Presidents, provosts, and project directors from 14 public HBCUs convened last week as the “Excellence in Online Instruction” initiative begins to take root within their campuses. Out of a shared commitment to strengthen the quality and equity of higher education, the Thurgood Marshall College Fund (TMCF) and the Association of College and University Educators (ACUE) have partnered to equip more than 660 faculty with evidence-based online teaching practices, ultimately reaching tens of thousands of students.
“TMCF’s members have made instructional quality a top priority, whether online, in-person, or in a blended format,” noted Dr. Harry L. Williams, TMCF’s president & CEO, when the initiative launched through generous support from the ECMC, Bank of America, and Sam’s Club Foundations and the Partnership for Education Advancement (formerly Education Finance Institute).
Leaders across the 14 participating institutions are committed to making effective teaching central to their student success efforts. “Through this partnership, HBCUs are coming together around a critical imperative: to put teaching at the heart of student success,” said Scott Durand, ACUE’s CEO. “A focus on measurably improving teaching and learning is one of the strongest signals an institution can send to its faculty, students, and communities.”
Two cohorts of 30 full-time faculty members across various programs, paired with mentors, were selected to take part in the one-year training course. Delivered by ACUE faculty, the 25 modules focus on the pedagogical aspects of online teaching. The faculty are learning how to distinguish between the competent technical delivery of a course and being an effective teacher online, including being innovative, engaging, and compelling.

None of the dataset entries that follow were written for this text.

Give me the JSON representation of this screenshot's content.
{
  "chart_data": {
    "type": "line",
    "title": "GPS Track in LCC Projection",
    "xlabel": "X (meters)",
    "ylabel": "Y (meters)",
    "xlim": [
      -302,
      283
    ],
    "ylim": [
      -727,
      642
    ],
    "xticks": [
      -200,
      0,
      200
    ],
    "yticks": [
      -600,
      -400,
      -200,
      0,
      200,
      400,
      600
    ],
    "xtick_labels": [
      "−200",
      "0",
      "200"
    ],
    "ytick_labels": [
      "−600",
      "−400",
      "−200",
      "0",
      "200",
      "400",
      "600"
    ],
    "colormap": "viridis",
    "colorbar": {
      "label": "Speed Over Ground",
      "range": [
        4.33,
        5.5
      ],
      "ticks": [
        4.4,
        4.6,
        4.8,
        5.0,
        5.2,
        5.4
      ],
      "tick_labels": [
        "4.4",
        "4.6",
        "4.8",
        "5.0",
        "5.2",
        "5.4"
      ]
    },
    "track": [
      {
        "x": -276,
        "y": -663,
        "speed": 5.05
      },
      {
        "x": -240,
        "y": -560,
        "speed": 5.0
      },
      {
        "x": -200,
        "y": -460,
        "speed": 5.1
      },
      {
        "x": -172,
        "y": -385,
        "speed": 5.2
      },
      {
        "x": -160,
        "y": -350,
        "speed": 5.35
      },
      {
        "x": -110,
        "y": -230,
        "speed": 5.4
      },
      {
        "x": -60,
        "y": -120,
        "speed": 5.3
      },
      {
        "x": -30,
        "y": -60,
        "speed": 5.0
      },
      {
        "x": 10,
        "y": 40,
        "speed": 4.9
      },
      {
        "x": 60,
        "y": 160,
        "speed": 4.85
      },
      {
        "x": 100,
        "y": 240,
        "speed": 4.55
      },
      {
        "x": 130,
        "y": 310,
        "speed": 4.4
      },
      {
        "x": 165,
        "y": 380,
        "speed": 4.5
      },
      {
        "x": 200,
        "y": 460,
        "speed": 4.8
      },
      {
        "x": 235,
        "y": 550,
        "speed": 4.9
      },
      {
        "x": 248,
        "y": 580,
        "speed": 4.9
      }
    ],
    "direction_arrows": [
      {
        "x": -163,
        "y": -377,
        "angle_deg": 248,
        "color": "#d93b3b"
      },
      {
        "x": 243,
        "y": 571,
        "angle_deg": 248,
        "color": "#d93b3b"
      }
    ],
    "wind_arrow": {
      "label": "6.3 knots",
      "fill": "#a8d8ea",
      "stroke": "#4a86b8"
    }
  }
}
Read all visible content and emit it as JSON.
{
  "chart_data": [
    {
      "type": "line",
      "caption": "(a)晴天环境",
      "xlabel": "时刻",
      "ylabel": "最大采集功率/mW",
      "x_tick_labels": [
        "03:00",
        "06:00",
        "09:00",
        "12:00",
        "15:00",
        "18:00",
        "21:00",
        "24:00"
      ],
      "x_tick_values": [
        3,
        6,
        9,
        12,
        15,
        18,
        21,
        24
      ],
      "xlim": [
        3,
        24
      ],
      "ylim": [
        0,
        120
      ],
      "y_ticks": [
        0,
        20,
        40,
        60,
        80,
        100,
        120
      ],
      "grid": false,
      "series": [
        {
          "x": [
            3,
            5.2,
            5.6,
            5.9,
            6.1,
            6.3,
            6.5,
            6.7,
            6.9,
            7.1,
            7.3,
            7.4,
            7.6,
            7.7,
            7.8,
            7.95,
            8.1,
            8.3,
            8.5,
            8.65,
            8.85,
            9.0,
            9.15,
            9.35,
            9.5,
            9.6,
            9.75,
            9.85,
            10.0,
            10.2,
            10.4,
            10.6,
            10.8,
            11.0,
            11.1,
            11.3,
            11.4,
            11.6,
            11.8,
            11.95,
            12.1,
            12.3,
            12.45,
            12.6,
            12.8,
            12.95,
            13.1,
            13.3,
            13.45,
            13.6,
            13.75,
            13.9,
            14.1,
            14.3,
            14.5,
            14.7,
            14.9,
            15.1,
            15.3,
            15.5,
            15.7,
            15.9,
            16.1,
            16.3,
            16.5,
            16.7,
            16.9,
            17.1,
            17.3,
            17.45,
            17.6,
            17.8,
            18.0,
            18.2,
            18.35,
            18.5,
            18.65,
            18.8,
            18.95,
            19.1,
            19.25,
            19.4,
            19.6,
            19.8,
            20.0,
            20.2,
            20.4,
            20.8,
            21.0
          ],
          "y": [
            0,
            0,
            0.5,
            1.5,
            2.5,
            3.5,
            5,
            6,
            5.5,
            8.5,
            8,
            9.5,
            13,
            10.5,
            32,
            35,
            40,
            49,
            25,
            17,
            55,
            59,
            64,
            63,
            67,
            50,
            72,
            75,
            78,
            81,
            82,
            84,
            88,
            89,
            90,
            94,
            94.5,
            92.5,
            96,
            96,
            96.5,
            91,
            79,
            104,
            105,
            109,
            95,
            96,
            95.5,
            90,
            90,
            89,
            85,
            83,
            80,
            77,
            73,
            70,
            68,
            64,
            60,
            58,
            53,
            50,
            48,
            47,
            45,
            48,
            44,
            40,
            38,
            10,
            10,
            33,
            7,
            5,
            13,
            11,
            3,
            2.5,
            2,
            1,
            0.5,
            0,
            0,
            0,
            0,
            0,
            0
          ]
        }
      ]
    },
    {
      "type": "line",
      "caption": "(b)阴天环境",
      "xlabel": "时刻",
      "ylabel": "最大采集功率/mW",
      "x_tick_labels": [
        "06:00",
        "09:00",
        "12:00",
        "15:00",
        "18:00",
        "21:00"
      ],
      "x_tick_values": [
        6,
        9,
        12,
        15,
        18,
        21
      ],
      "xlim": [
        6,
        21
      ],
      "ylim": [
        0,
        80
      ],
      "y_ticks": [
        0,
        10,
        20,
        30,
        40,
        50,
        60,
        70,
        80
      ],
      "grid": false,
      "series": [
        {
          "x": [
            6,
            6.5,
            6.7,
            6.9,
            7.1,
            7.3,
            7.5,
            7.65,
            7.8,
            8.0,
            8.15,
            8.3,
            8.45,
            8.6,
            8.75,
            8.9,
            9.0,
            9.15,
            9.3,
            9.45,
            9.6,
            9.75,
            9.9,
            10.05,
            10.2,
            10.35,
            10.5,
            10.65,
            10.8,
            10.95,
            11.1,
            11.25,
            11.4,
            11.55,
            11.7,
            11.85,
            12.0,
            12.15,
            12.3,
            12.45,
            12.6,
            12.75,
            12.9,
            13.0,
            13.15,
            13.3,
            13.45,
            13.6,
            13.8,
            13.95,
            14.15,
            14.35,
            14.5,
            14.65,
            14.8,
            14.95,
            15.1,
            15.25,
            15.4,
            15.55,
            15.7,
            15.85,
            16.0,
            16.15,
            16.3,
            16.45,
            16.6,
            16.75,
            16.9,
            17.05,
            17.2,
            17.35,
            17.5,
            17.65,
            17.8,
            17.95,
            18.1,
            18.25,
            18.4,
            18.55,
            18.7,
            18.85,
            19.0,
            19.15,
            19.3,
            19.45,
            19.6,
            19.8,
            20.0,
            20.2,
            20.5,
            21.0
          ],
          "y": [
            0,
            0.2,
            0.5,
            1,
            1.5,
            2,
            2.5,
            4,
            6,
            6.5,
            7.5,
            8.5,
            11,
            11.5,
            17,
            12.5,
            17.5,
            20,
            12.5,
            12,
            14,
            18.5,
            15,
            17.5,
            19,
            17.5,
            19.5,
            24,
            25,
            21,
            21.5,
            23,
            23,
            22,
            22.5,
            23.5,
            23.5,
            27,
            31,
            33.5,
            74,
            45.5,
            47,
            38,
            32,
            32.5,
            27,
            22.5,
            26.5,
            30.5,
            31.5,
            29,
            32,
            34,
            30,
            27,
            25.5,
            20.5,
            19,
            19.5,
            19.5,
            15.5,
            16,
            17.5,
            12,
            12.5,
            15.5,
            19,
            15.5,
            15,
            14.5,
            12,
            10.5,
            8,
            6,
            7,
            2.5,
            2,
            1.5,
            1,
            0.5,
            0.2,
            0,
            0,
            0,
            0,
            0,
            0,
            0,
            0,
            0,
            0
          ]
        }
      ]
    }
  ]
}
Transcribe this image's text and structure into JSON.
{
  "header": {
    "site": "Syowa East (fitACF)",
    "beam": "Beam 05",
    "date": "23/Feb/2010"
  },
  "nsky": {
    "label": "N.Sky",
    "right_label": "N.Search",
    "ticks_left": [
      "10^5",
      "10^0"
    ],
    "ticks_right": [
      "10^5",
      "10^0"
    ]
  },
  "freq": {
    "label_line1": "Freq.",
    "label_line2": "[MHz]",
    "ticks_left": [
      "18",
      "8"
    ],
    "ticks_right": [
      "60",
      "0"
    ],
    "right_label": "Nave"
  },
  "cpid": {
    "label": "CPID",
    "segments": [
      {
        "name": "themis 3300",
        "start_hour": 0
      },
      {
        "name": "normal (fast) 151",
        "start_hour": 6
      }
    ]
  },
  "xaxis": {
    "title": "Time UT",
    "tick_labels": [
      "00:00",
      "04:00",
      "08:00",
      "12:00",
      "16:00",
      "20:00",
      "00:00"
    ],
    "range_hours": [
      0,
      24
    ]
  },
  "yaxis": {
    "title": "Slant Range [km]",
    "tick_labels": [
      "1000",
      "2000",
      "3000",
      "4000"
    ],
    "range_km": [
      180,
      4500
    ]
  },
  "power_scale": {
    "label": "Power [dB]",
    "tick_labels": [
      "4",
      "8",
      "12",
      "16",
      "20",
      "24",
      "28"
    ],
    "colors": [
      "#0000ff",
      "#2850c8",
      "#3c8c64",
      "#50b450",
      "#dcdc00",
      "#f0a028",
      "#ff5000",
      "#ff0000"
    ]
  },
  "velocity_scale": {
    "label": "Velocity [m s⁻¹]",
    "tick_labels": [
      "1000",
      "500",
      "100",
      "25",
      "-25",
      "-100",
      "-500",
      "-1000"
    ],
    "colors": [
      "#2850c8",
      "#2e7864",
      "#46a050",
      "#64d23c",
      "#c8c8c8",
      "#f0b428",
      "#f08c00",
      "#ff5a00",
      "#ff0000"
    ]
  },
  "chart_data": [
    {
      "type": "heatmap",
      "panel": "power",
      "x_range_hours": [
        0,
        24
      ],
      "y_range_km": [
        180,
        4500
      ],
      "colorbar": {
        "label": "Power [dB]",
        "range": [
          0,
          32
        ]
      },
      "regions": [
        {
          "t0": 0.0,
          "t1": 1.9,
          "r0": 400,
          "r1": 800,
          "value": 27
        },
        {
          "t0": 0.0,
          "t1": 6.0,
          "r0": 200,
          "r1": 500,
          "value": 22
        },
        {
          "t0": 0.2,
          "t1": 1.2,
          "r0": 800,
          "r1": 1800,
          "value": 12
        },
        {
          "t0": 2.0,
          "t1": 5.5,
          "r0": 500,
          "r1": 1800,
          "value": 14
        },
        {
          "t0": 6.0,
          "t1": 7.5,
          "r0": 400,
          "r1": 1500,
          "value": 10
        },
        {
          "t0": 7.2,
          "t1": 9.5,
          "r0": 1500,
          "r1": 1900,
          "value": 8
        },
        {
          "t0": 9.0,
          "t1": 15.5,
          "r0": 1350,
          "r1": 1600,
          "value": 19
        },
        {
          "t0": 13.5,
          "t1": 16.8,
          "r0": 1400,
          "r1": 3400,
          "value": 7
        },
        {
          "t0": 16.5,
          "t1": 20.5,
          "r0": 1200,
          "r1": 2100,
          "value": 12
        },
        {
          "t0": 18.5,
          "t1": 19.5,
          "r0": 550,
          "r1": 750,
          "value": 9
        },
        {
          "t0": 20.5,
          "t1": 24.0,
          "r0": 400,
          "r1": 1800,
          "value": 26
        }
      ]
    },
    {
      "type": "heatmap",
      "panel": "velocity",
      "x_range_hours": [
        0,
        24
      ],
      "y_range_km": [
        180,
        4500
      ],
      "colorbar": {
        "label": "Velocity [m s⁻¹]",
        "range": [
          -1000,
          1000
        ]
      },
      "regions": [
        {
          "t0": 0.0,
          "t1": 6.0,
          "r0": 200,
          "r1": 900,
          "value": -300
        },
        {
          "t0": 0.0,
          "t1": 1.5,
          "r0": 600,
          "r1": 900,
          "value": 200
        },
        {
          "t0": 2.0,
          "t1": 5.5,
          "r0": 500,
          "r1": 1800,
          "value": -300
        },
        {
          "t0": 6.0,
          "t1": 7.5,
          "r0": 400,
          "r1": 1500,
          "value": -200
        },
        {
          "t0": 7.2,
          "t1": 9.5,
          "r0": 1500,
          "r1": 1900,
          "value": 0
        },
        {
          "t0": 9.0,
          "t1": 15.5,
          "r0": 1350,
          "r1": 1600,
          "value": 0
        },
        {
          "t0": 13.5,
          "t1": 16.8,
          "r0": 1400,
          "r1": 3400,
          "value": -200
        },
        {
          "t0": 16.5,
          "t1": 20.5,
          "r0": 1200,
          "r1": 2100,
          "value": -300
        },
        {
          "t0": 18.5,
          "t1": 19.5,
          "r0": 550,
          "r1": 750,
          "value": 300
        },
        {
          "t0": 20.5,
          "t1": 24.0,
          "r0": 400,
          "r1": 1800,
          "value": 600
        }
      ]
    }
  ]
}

The group represents a “powerful network” for insight to “elevate and share learnings” across HBCUs and minority-serving institutions, said Dr. Steve Michael, Provost, and Dr. Eun Mi Park, Executive Director for Faculty Development, of the Charles Drew University of Medicine and Science in Los Angeles.
Florida A&M University’s President Dr. Larry Robinson and Associate Provost Dr. Genyne Boston commented on the importance of integrating faculty learning opportunities into the professional incentives that matter. As examples, Boston mentioned action-research publication opportunities and greater consideration of teaching effectiveness in promotion and tenure. Such holistic thinking aligns to approaches recommended in a new faculty engagement toolkit, published by ACUE with the Education Commission of the States and Strong Start to Finish.
Dr. Carl Pettis, Provost of Alabama State, emphasized the need to respect faculty autonomy by explaining how evidence-based teaching practices—relevant across the professoriate—are proven approaches for how to teach most impactfully and steer clear of what faculty, departments, and disciplines decide to teach.
This impressive network of leaders will gather quarterly over the coming year to share successes, learn from challenges, and problem-solve together, in parallel to the work of their faculty members who are currently earning their ACUE credential in effective online teaching practices.